Moderne Kritiker, die sich die viktorianischen Mahlzeiten ansehen, werden zwangsläufig abgeschreckt sein. Die Gerichte sind deftig – Hühnerfrikassee, Bratkartoffeln, Kürbispudding, Makkaroni und Käse, viel Speck und italienische Sahne – aber die Leute haben nicht alles gegessen, was ihnen am Tisch präsentiert wurde. Es gab zwar 10 Gerichte, aber die Gäste wählten aus. Im Wesentlichen wurde Catherine für die viktorianische Küche verantwortlich gemacht, die ihrerseits falsch dargestellt wurde.
Erst kürzlich hat Susan Rossi-Wilcox Catherines Buch im Kontext der viktorianischen Küche gelesen. Sie zeigt, dass Catherine auf der Höhe der Zeit war und ihre Zutaten gut einsetzte. Sie war keine ungeschickte Makkaroni-Liebhaberin.
Wurde Catherines Körper mit einem idealen viktorianischen Körpertypus verglichen?

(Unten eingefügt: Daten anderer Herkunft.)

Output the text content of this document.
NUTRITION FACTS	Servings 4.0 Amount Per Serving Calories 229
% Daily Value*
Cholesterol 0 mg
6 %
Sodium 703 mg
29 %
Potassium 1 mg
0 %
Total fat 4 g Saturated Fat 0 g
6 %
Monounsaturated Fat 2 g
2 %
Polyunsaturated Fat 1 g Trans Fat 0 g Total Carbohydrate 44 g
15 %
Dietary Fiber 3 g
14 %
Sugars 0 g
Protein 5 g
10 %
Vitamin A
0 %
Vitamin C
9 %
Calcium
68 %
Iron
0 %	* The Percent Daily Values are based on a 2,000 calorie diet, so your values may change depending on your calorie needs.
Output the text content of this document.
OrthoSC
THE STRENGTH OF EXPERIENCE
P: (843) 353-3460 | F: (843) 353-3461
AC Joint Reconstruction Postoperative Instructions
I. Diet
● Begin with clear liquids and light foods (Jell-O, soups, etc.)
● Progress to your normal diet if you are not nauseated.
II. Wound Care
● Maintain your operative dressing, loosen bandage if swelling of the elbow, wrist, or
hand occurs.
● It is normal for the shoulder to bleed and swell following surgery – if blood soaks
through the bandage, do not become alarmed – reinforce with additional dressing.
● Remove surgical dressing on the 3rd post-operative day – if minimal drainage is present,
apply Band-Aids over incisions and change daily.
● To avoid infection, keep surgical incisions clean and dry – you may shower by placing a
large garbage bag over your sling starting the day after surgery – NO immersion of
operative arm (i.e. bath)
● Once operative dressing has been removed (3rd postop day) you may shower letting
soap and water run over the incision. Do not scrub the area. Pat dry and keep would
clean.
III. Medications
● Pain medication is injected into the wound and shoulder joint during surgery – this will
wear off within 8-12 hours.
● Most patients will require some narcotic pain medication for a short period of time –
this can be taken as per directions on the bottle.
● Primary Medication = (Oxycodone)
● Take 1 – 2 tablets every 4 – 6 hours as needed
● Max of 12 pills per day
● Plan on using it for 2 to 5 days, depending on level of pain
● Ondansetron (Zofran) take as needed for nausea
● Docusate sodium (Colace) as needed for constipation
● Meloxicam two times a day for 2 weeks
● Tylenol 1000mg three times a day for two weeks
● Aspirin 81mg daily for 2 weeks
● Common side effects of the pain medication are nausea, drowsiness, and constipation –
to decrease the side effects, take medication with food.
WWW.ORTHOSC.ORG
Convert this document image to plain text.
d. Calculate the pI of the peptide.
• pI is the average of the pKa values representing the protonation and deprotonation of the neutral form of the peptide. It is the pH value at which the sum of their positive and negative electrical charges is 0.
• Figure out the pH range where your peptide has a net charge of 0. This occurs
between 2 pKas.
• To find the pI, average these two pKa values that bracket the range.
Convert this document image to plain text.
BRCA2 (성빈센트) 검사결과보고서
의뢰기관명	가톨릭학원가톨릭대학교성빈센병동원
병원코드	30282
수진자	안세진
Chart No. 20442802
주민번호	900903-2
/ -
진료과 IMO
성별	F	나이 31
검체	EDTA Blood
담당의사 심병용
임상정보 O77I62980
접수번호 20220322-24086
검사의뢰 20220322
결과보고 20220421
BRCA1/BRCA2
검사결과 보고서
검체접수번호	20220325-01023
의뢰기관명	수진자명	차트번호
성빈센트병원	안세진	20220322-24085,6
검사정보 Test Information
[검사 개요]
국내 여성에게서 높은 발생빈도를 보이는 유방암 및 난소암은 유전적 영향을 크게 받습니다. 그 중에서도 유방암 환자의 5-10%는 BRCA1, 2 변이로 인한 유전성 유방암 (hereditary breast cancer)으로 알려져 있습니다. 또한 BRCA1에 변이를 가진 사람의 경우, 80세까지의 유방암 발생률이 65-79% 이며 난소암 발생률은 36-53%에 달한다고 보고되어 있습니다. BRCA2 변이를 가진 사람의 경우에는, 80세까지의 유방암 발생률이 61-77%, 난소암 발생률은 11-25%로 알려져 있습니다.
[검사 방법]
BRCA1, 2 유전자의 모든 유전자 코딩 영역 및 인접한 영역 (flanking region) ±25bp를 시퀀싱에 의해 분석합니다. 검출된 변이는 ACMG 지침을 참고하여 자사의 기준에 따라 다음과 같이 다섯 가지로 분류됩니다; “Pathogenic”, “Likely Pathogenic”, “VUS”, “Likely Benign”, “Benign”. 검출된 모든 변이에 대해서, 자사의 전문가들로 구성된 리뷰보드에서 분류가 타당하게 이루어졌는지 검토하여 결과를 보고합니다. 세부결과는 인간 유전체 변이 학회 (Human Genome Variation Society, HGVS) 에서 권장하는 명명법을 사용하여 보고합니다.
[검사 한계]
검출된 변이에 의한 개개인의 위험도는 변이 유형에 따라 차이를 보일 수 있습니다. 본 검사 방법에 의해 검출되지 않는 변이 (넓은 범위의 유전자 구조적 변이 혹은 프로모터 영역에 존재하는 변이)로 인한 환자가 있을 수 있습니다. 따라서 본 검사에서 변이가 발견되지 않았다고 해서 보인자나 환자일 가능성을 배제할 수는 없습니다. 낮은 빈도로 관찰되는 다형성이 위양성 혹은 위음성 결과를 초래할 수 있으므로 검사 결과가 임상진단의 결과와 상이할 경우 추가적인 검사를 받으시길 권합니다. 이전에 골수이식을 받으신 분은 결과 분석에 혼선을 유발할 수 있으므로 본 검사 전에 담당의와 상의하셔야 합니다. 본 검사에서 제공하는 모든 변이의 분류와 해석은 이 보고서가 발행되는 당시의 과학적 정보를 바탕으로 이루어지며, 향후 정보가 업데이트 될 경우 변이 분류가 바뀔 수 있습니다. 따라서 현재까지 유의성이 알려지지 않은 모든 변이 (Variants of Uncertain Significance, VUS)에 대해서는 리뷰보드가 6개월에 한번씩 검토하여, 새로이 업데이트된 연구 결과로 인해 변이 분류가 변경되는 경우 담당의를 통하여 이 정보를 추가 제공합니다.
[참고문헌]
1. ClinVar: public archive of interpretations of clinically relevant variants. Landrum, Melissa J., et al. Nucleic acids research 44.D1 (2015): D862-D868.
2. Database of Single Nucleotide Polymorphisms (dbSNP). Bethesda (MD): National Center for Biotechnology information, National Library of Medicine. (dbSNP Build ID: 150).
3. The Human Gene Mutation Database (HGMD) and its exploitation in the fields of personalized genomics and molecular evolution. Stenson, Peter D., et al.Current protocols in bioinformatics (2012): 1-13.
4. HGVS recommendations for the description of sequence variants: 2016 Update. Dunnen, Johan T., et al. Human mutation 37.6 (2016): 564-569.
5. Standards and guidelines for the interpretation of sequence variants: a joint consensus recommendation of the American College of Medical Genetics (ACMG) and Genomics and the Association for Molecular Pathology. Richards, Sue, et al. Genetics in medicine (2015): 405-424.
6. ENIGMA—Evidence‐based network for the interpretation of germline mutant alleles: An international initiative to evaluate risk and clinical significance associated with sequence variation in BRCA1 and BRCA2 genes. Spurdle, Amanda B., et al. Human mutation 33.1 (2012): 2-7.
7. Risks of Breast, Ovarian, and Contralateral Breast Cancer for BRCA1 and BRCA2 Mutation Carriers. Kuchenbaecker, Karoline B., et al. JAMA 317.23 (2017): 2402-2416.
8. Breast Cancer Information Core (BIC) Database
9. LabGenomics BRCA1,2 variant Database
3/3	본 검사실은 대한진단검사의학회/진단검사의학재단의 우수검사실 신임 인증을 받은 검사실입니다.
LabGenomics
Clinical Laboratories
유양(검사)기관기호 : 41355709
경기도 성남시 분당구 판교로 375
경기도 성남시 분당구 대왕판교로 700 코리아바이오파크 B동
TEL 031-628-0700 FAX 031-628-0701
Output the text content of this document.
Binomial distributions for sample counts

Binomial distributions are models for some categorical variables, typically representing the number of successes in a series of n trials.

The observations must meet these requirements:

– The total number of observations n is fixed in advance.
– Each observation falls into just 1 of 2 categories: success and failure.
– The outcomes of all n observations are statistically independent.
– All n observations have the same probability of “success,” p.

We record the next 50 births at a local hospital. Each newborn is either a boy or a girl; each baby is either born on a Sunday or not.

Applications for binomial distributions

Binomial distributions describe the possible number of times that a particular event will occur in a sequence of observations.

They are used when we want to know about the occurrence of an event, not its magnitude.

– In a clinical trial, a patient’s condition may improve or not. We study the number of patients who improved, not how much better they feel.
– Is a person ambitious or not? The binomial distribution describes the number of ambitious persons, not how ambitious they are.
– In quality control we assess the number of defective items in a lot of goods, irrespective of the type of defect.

Die Viktorianer hatten einen ziemlich klaren Sinn für Fettleibigkeit. Aber die Bandbreite der Beschreibungen von Catherine zeigt, dass nicht jeder, der sie sah, sofort dachte: „Diese Frau ist fett!“ Einige fanden, dass sie recht angenehm aussah.
Die meisten negativen Interpretationen ihres Körpers spiegeln die Art und Weise wider, wie ihre Ehegeschichte von Kritikern neu erfunden wurde, die Dickens‘ Beispiel folgten. Die Kritik an ihrem Aussehen hätte es nicht gegeben, wenn die Ehe intakt geblieben wäre.
Wann haben Ihre Studenten geholfen, Catherines Rezepte zu testen?
Während meines Kurzsemesters vor einigen Jahren mit dem Titel „Constructing Catherine Dickens“
Ich werde nie das Bild von zwei Studenten in meiner Küche vergessen, die Orangenkrapfen zubereiteten, das sind panierte und frittierte Orangenstücke. Das Öl spritzte überall hin, aber die Beignets schmeckten wirklich gut. Andererseits schmeckt alles, was frittiert wird, gut.
Wie würde die Geschichte von Charles und Catherine in der heutigen Boulevardpresse und in den sozialen Medien aussehen?
Es gibt wirklich keinen Vergleich, denn was in der Situation einer verletzten Ehefrau als angemessen gilt, hat sich seit den 1850er Jahren drastisch verändert. Catherine äußerte sich in der Öffentlichkeit überhaupt nicht zu ihrer Behandlung durch Dickens. Heute hat sogar Tiger Woods‘ Frau ein Interview mit dem People Magazine gegeben. Catherine lehnte diese Gelegenheiten stets ab.